Выбрать главу

В «Эмме» фразы не пытаются ничего доказать. Они никуда не спешат, несут с собой причастия, готовые остановить течение рассказа и вылиться в короткое отступление. Добавить ироничное замечание общего характера, в то время как сам поток остается прозрачным и спокойным. Из книг, которые я знаю, эта больше всего похожа на ручей (в Зачарованном Лесу, разумеется).

Мама была не из тех, кто стал бы полвека искать отдохновения в журчащем ручейке. Под всеми этими видимыми слоями скрывается книга вовсе не такая уж невинная. Из вставок, кратких описаний, комментариев длиной в полпредложения вырисовывается образ самой Джейн Остин. И в сравнении с ней Набоков может показаться эдаким безмятежным рубахой-парнем. Корешем, который с удовольствием хлопнул бы с нами пару-тройку баночек пива на лоне природы.

Почему нас смущает, что кто-то использует слово «этнический» вместо «народный»? Что плохого в том, что, забрасывая знакомых фотографиями из отпуска, кто-то сообщает: «Афины – сердце Греции», а немного поразмыслив (см. красноречивую «историю исправлений»), меняет «Грецию» на «Элладу»? Имеем ли мы право осуждать людей за уменьшительно-ласкательные прозвища, которыми они наделяют своих близких? Неужели так страшно, что кто-то использует выражение «тот неловкий момент»? Что анонсирует спортивные успехи своих чад словом «умничка», а под фото «райского уголка» пишет «завидки берут»? Действительно ли фразы «садимся с семьей за вечернюю трапезу» достаточно, чтобы навсегда вычеркнуть кого-то из друзей?

Роман Джейн Остин – регистрация языковой аллергии. Нервного зуда, вызванного некоторыми фразами, формулировками и манерами.

Глава девятнадцатая. Эмма в гостях у мисс Бейтс и ее матери – в небольшом домике, где обе женщины занимают «очень скромную по размеру квартирку» на «гостином этаже». О старушке мы узнаем, что она «опрятна». Дочь – деятельная и разговорчивая, взрывается монологом на четыре страницы. Скучный, хаотичный, густой от повторов, нашпигованный нарочито вежливыми оборотами, подобострастный и чванливый, пестрящий многоточиями, режущий глаз скобками, полный разнообразных

– «частенько говаривает»,

– «должна поведать»,

– «я не видела, чтобы кто-то так удивлялся».

Основное содержание этого словесного потока составляли похвалы в адрес племянницы, некой Джейн Ферфакс, а также подробнейший отчет о ее занятиях и планах. Уже на второй странице нас начинает тошнить от этой героини, и мы пылаем к ней искренней ненавистью. Замученная Эмма слушает внимательно («собрав в кулак всю свою волю»), как вдруг «в мозгу ее зарождается остроумное и занимательное предположение», касающееся «мисс Ферфакс и обаятельного мистера Диксона».

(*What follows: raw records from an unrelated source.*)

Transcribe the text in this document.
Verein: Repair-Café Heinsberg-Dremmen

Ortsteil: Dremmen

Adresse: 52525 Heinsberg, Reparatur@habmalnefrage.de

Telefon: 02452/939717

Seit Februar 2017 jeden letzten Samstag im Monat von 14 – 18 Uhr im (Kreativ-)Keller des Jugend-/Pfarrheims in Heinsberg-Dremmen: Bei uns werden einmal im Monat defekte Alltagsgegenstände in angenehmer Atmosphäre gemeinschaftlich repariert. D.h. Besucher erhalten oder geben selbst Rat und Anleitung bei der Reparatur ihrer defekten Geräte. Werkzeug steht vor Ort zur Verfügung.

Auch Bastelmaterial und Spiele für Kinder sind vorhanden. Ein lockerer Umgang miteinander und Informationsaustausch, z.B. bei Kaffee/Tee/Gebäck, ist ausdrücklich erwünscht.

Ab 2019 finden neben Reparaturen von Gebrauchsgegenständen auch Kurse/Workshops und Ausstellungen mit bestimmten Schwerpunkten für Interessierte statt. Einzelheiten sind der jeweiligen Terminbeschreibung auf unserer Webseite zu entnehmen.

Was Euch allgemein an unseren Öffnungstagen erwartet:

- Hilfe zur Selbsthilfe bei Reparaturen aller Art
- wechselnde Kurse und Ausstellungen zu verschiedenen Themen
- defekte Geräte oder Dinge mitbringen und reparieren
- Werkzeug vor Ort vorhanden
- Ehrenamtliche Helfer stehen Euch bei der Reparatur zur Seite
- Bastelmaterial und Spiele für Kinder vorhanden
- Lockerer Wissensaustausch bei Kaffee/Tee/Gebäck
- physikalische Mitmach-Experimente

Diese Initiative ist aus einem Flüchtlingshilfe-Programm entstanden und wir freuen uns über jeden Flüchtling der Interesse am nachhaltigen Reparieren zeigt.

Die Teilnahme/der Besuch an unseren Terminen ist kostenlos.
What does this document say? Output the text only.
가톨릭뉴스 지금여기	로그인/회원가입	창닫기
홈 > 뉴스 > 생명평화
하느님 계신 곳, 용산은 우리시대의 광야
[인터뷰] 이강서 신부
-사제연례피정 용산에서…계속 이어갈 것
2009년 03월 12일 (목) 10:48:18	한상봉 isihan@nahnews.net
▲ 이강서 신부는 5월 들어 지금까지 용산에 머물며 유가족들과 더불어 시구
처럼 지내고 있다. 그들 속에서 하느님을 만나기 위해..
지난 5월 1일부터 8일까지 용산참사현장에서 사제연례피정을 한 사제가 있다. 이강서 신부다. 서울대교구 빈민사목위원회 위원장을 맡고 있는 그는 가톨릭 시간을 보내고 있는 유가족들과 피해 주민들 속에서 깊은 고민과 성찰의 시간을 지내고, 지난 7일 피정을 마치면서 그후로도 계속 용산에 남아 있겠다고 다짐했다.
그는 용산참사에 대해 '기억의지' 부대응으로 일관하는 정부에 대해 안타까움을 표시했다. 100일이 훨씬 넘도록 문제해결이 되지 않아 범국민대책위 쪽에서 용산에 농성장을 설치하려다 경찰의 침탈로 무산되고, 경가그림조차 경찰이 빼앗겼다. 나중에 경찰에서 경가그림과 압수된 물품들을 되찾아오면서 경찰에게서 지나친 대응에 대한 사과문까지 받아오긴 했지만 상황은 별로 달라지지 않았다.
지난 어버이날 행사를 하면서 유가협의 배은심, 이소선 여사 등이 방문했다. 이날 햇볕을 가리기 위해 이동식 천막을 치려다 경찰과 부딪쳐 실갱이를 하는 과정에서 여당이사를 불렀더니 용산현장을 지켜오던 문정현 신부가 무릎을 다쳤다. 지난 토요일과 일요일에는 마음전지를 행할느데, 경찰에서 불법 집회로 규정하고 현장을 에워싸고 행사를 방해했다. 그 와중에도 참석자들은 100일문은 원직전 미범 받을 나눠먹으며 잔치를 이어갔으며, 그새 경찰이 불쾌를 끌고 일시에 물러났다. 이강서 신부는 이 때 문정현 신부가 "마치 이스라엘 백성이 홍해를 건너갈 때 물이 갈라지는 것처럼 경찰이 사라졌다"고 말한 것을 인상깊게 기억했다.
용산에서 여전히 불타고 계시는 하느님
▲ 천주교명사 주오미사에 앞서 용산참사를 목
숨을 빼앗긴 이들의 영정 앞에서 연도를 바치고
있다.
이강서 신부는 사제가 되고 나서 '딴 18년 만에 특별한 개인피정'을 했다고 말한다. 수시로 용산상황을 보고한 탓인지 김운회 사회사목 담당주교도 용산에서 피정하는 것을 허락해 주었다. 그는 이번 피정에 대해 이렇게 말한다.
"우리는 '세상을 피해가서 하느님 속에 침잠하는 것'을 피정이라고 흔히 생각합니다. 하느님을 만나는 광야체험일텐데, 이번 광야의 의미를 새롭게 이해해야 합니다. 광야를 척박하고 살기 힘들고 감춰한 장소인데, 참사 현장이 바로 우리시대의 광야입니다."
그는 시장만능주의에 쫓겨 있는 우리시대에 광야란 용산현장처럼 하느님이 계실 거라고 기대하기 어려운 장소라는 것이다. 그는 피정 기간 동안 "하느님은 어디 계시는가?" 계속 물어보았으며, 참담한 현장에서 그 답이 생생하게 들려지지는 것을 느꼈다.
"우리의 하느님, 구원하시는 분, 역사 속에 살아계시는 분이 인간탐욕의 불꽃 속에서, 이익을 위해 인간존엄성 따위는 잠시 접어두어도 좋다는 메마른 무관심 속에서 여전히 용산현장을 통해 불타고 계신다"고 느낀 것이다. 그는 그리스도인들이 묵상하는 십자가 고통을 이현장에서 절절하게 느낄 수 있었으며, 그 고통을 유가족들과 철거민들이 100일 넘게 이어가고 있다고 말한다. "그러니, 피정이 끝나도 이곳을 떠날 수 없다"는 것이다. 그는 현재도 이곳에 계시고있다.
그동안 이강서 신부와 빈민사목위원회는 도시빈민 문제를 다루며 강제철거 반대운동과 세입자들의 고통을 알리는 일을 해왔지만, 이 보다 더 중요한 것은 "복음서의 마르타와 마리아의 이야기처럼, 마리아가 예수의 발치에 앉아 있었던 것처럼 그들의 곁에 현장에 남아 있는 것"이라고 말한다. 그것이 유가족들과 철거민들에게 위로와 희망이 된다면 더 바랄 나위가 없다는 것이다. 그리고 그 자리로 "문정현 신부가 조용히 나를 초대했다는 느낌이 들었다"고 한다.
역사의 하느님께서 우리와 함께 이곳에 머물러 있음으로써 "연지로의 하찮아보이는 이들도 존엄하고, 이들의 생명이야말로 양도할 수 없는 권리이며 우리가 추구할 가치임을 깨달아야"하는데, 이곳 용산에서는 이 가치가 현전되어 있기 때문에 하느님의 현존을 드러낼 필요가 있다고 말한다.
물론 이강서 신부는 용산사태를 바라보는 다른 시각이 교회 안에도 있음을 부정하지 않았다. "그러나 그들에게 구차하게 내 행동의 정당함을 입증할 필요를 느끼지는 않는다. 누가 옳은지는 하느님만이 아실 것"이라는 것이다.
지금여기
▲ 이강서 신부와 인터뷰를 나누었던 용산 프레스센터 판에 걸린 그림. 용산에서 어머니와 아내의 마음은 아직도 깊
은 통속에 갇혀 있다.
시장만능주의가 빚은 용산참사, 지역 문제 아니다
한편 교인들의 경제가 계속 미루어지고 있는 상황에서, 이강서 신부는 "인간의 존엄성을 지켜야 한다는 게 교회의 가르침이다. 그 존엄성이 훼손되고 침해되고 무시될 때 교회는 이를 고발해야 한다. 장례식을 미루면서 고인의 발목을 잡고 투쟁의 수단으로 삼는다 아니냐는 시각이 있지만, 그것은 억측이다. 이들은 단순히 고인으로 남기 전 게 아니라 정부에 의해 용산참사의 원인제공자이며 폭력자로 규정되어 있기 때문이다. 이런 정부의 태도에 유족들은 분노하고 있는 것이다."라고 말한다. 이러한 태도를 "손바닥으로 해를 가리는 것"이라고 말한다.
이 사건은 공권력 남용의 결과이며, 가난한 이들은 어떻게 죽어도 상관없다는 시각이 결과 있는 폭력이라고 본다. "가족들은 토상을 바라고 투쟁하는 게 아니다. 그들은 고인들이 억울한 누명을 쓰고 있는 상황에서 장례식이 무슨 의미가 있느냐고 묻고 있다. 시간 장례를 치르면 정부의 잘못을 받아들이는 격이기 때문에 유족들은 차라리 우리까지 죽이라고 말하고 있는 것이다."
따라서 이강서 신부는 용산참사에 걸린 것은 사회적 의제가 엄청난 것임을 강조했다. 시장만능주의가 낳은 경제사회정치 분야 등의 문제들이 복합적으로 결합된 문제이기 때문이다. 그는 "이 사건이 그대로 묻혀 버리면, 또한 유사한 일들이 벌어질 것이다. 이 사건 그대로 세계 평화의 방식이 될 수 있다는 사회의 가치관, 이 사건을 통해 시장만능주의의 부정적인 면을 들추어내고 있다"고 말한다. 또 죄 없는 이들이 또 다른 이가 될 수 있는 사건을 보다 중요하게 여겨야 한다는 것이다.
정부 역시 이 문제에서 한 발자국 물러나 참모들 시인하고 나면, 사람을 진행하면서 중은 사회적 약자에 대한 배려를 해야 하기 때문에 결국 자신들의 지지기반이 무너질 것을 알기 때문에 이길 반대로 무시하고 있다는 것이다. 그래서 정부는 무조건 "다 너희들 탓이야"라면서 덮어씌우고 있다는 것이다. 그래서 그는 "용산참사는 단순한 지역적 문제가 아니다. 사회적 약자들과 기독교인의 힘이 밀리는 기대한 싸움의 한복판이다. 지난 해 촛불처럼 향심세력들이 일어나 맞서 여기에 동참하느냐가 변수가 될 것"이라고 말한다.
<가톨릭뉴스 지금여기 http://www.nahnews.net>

Похоже, Эмма считает, что Джейн завела роман со своим женатым покровителем. Надежда, что скромная молодая девушка сошла с пути добродетели, не покинет Эмму все следующие двести страниц. «Эта вежливая, чинная, совершенная Джейн Ферфакс так очевидно лелеет в душе вполне предосудительное чувство!» – обрадуется она в двадцать восьмой главе.

Главную героиню могли обуревать честолюбие, эгоизм, зависть, но почему же читатель разделяет эти чувства? Почему?!

Тем временем сюжет совершает неожиданный поворот. Начало двадцатой главы посвящено Джейн Ферфакс, которая по-прежнему остается внесценическим персонажем. Рассказчик сообщает, что она «была сиротой», а затем преподносит печальную и достойную сочувствия историю этого – трудно не согласиться – «милого, интересного создания».

Это игра. Ты все еще солидарен с Эммой, читатель? Разделяешь ее неприязнь к «тихой опрятной старушке» – миссис Бейтс? Тебе все еще хочется запустить чем-нибудь в ее добродетельную головку? А порядочная, настрадавшаяся в жизни сирота, свет очей своей тетушки, она-то чем провинилась?

Так как? Ты можешь спасти Эмму от порицания. Можешь разделить ее неприязнь или равнодушно пожать плечами. Спросить: «В чем дело? Ведь это такие милые существа».

Браво! Вперед! Ткни Эмму багром и утопи в смоле. Так писательница совершила классический материнский гамбит и сама нас спровоцировала – дословно воспроизвела речь мисс Бейтс, причем сделала это с таким ехидством, на которое, пожалуй, способны только журналисты, расшифровывающие записи политического междусобойчика.